Eine solche Einstellung ist keine luxemburgische Spezifität, sondern lehnt sich an die in Europa dominierende Mentalität an. Die Staatsverschuldung wird verteufelt und als regelrechtes Panikwort benutzt. Das Prinzip der Austerität wird dann als Allheilmittel verkauft, obwohl es in Wahrheit Gift für die Wirtschaft ist.

Auf eine kohärente Argumentation, warum öffentliche Schuld notgedrungen schlecht sein soll, wartet man meistens vergeblich. Denn ein Mythos, der ständig wiederholt und als unantastbarer Fakt dargestellt wird, wird mit der Zeit als allgemein anerkannte Wahrheit betrachtet.

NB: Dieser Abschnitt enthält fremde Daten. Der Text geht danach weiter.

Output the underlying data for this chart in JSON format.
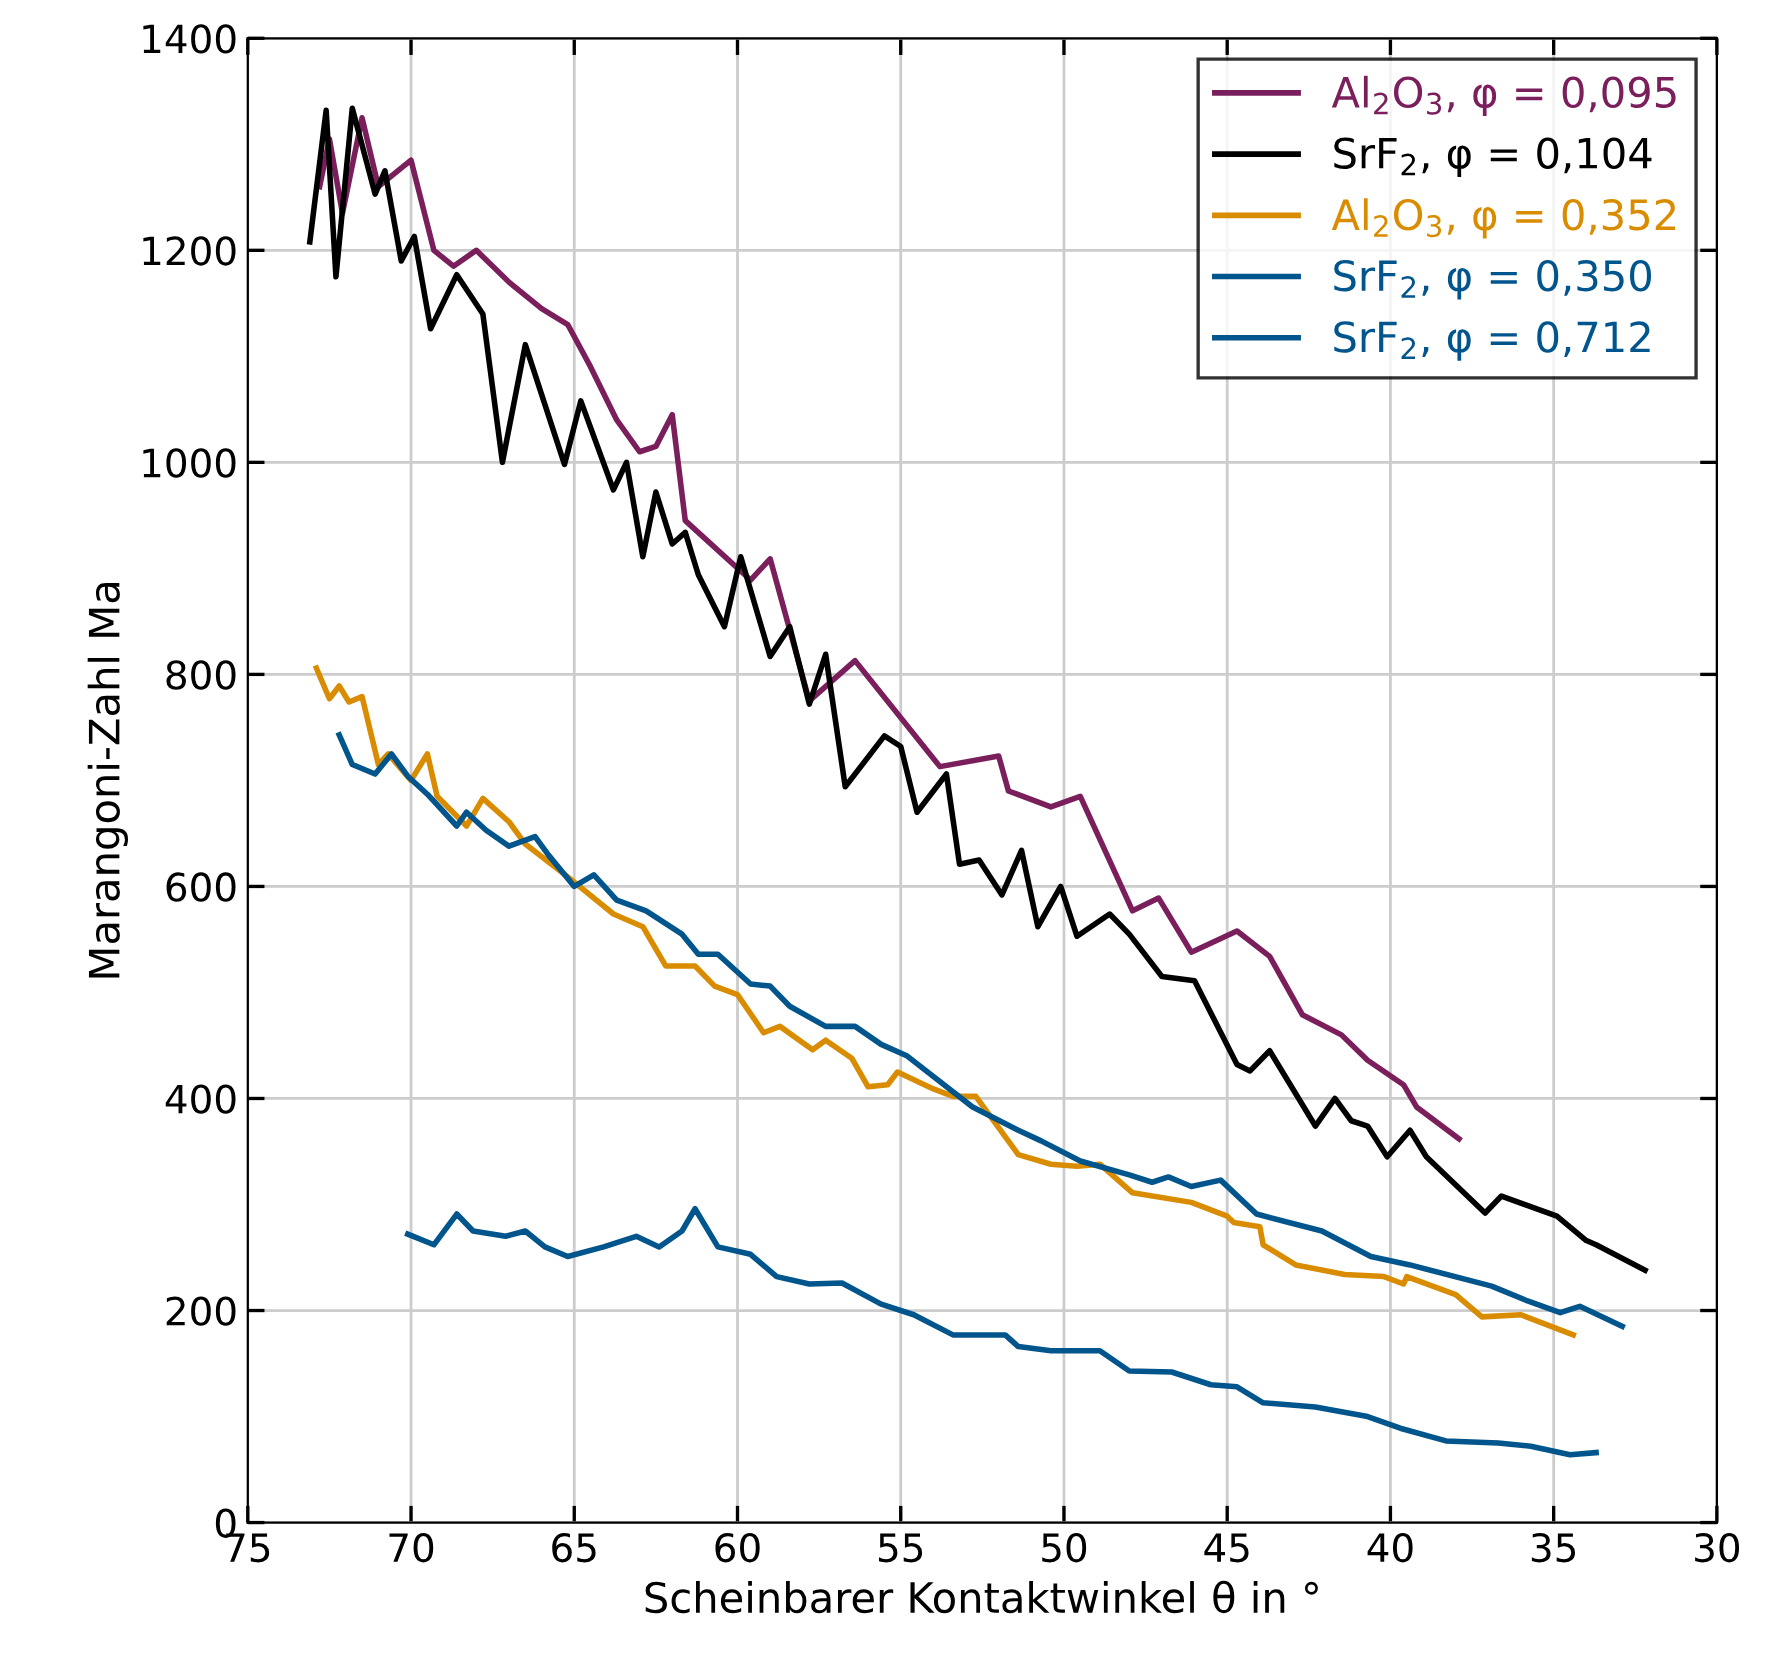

In einem beachtenswerten Artikel mit dem Titel „Verrechnet!“ hat die deutsche Referenzzeitung Die Zeit vor rund einem Monat nacherzählt, wie ein damals noch unbekannter Student, Thomas Herndon, den Rechenfehler von Top-Ökonomen aufdeckte und bewies, dass es keinen bestimmten Verschuldungsgrad gibt, ab dem das Wirtschaftswachstum durch öffentliche Verschuldung gedämpft wird.

Die Wirtschaftswissenschaftler Kenneth Rogoff und Carmen Reinhart hatten in einer Studie eine maximale Verschuldungsquote von 90 Prozent errechnet. Doch sie hatten sich eben verrechnet. Die Studie wurde quasi systematisch dazu missbraucht, um das neoliberale Spardogma und den sich in ganz Europa ausbreitenden Austeritätskurs „wissenschaftlich“ zu rechtfertigen.

Noch keine Kursänderung

Heute sollte eigentlich bekannt sein, dass sich Europa auf dem Holzweg befindet. Sogar der Internationale Währungsfonds (IWF) musste zugeben, dass man sich mit dem Austeritätsglauben geirrt hatte. Diese Botschaft ist aber anscheinend immer noch nicht bei der Politik angekommen. Eine wirkliche Kursänderung ist bisher nämlich nicht erfolgt. In Südeuropa wird weiter Sozialabbau betrieben und die Menschen versinken immer tiefer in der sozialen Misere.

Auch in Luxemburg sorgen sich zahlreiche Politiker weiterhin mehr um Begriffe wie Staatsdefizit und Verschuldung als um die Verteidigung und die Konsolidierung der Errungenschaften des Sozialstaats.